I can successfully connect to SQL server database with python script, execute the query and store the output in a dataframe, however, there are few columns with varbinary(max) datatype in the DB which do not return the column in the right format in the dataframe.
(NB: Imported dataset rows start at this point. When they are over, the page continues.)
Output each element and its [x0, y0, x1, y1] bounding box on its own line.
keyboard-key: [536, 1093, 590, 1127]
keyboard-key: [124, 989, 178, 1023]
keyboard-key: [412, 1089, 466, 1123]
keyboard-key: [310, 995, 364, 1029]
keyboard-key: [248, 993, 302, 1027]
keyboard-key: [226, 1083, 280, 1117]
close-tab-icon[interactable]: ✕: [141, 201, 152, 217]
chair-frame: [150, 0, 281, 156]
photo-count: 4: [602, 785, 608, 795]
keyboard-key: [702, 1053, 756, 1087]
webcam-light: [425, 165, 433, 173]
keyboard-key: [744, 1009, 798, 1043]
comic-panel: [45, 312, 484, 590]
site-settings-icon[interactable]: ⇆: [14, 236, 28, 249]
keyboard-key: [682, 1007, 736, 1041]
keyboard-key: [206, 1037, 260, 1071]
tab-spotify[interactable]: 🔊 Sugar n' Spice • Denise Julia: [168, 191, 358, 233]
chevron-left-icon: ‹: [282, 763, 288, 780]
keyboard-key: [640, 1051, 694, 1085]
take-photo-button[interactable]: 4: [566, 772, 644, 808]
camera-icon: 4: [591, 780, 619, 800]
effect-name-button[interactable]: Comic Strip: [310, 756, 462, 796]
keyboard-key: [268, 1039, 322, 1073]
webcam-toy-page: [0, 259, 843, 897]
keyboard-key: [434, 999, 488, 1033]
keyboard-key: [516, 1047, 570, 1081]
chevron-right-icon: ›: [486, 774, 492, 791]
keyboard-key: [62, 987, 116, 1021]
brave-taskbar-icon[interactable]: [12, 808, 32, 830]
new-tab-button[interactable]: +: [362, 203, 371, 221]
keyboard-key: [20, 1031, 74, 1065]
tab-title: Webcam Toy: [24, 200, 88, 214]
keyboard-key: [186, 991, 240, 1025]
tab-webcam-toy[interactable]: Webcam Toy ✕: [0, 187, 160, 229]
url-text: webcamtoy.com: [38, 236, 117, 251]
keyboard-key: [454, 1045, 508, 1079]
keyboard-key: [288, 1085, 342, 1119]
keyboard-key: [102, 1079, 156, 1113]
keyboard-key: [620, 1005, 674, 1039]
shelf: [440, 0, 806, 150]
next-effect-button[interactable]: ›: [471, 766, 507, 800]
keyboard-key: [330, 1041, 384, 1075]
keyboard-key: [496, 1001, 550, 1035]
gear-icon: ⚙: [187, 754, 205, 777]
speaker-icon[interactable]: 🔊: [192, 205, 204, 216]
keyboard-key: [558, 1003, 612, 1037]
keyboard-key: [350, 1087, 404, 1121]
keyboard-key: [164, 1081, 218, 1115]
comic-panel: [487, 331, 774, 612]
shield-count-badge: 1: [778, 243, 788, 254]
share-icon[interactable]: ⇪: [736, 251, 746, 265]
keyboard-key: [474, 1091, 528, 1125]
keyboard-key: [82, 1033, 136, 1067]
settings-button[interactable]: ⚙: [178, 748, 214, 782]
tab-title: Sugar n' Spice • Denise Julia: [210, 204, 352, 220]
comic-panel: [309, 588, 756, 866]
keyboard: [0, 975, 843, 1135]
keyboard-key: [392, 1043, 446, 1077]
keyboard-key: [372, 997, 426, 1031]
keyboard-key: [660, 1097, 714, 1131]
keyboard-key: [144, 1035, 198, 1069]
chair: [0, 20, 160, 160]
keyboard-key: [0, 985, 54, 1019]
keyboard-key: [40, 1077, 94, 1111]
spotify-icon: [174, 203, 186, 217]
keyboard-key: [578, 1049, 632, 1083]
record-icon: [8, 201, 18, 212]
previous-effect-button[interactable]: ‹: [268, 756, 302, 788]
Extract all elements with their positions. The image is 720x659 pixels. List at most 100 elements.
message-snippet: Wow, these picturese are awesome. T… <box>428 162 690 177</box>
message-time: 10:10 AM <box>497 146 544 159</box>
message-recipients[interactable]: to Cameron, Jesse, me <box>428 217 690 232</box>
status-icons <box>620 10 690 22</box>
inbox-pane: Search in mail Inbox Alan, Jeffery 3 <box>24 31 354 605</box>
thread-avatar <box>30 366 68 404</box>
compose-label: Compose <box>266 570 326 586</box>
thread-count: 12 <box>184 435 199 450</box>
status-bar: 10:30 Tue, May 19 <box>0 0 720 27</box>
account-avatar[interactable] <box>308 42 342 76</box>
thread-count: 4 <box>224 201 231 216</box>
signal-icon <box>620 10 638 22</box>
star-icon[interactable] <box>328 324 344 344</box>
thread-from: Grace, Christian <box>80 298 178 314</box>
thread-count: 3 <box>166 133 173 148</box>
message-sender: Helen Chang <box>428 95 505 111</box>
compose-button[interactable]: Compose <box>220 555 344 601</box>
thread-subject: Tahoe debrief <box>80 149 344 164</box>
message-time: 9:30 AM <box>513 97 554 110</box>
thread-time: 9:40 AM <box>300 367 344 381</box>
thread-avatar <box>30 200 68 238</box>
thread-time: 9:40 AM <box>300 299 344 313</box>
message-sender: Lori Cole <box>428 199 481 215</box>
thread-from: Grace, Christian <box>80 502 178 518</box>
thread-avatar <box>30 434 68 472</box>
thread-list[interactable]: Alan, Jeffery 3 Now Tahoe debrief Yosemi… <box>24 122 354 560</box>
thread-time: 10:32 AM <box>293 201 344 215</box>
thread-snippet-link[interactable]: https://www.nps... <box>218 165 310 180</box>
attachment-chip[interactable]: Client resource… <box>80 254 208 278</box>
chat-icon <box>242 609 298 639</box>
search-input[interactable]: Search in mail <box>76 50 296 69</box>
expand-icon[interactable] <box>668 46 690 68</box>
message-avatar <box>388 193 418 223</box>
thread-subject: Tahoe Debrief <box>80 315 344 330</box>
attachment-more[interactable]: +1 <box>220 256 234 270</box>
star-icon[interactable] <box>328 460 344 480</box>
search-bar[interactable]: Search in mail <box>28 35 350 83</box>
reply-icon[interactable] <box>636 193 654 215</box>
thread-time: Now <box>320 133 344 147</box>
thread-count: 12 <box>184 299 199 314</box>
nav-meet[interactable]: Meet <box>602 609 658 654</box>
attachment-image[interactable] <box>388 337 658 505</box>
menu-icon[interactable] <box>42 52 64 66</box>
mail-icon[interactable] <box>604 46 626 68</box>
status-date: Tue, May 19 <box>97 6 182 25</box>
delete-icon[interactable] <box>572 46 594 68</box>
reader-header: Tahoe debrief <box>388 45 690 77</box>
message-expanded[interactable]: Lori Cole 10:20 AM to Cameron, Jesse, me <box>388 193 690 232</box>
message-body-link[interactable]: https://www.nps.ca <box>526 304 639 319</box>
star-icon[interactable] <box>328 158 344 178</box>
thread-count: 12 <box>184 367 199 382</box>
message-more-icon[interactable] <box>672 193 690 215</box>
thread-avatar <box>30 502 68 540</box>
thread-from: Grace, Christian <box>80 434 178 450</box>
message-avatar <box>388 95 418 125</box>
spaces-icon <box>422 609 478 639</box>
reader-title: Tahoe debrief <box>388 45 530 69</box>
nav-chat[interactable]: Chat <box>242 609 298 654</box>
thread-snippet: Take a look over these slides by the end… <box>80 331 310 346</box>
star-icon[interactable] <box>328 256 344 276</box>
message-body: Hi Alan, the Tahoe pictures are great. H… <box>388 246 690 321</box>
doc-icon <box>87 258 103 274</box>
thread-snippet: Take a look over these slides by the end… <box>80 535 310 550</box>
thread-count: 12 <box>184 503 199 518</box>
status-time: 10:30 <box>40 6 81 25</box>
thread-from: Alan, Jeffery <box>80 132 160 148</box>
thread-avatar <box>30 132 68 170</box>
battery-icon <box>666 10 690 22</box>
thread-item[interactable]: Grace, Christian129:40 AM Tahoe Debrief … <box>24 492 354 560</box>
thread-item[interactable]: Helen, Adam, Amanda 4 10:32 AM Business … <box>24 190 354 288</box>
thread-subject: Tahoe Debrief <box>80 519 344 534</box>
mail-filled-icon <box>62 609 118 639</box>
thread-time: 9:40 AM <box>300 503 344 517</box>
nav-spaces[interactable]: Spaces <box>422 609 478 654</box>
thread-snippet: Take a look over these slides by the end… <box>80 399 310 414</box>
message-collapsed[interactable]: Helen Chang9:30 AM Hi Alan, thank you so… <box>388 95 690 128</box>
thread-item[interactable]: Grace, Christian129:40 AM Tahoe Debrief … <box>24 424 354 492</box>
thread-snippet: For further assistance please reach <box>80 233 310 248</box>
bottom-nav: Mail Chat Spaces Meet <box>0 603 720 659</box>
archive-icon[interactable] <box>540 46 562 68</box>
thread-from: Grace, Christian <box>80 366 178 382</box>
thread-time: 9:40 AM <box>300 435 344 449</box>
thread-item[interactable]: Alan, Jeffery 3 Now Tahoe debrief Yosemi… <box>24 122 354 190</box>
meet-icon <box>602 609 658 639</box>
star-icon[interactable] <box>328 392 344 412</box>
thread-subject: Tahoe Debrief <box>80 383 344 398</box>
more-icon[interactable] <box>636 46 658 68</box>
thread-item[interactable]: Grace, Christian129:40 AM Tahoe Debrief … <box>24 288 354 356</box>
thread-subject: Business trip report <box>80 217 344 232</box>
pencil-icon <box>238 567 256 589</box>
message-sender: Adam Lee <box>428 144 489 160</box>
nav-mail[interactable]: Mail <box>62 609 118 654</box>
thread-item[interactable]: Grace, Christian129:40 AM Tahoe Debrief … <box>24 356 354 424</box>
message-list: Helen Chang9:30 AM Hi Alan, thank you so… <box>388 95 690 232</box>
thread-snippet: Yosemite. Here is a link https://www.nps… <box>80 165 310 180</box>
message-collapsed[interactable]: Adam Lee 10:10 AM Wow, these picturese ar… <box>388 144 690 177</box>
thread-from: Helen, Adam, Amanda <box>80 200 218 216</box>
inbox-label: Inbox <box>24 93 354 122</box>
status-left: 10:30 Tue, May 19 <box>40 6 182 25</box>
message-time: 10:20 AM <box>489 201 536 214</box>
Any pointers in the right direction will be appreciated.
I am using python 3.6
Example below (it's representative, not the exact values):
If I run the query in sql server for varbinary column, it returns value in following format (Hex):
0x464D520020323000000000E30000012001400
But value stored in the dataframe is in byte: b'E"\x11\x11\x99\x00UF\n\x80A\x91\x87.\x81\xa1\x80\x08\x10\xc1\xb17\x03#B\xe0\x0f\x1a\x1f\x03\x80i"\x17\xc3\x91B\x0b.\xc4Ax\x06"\xc4a\x07\x9c\x11\x84\xd1=\x88\x1e\x851\xab\x91\x04EA\x98\x88\r\x85A\x95\x8c\x0b\x05\x91\x97\x8b/\x05\xf1\x17\x83\x07\x86\xb0?\x85,G\x91\x13\x05\x1f\x08\x01Z\x0c'\xc8\xa0l\x8a\x01H\xe1A\x84\x04\t\xb1\x9b\x82\x1fJ\x81Z\x8a!\x8bQ[\x06\x1aK\xb1\xa9\x07\x06M\xb0G\x86;\xcd\xb0\x80\t?
Representative code below:
import pyodbc
import pandas as pd
cn=pyodbc.connect() #details of DB not included here
cr=cn.cursor()
query="""select * from tablename""" #repsentative query
DF=pd.read_sql(query,cn)
Following the below link it looks like varbinary(max) is converted to byte datatype while importing using python, in this case what is the best way to preserver the original value imported from sql server?
I have found the solution, in the sql query perform convert to varchar(max) in select query and it returns the expected output. Only downside is to specify all the columns instead of using "*".
Thanks to those who took the time to respond, it was helpful.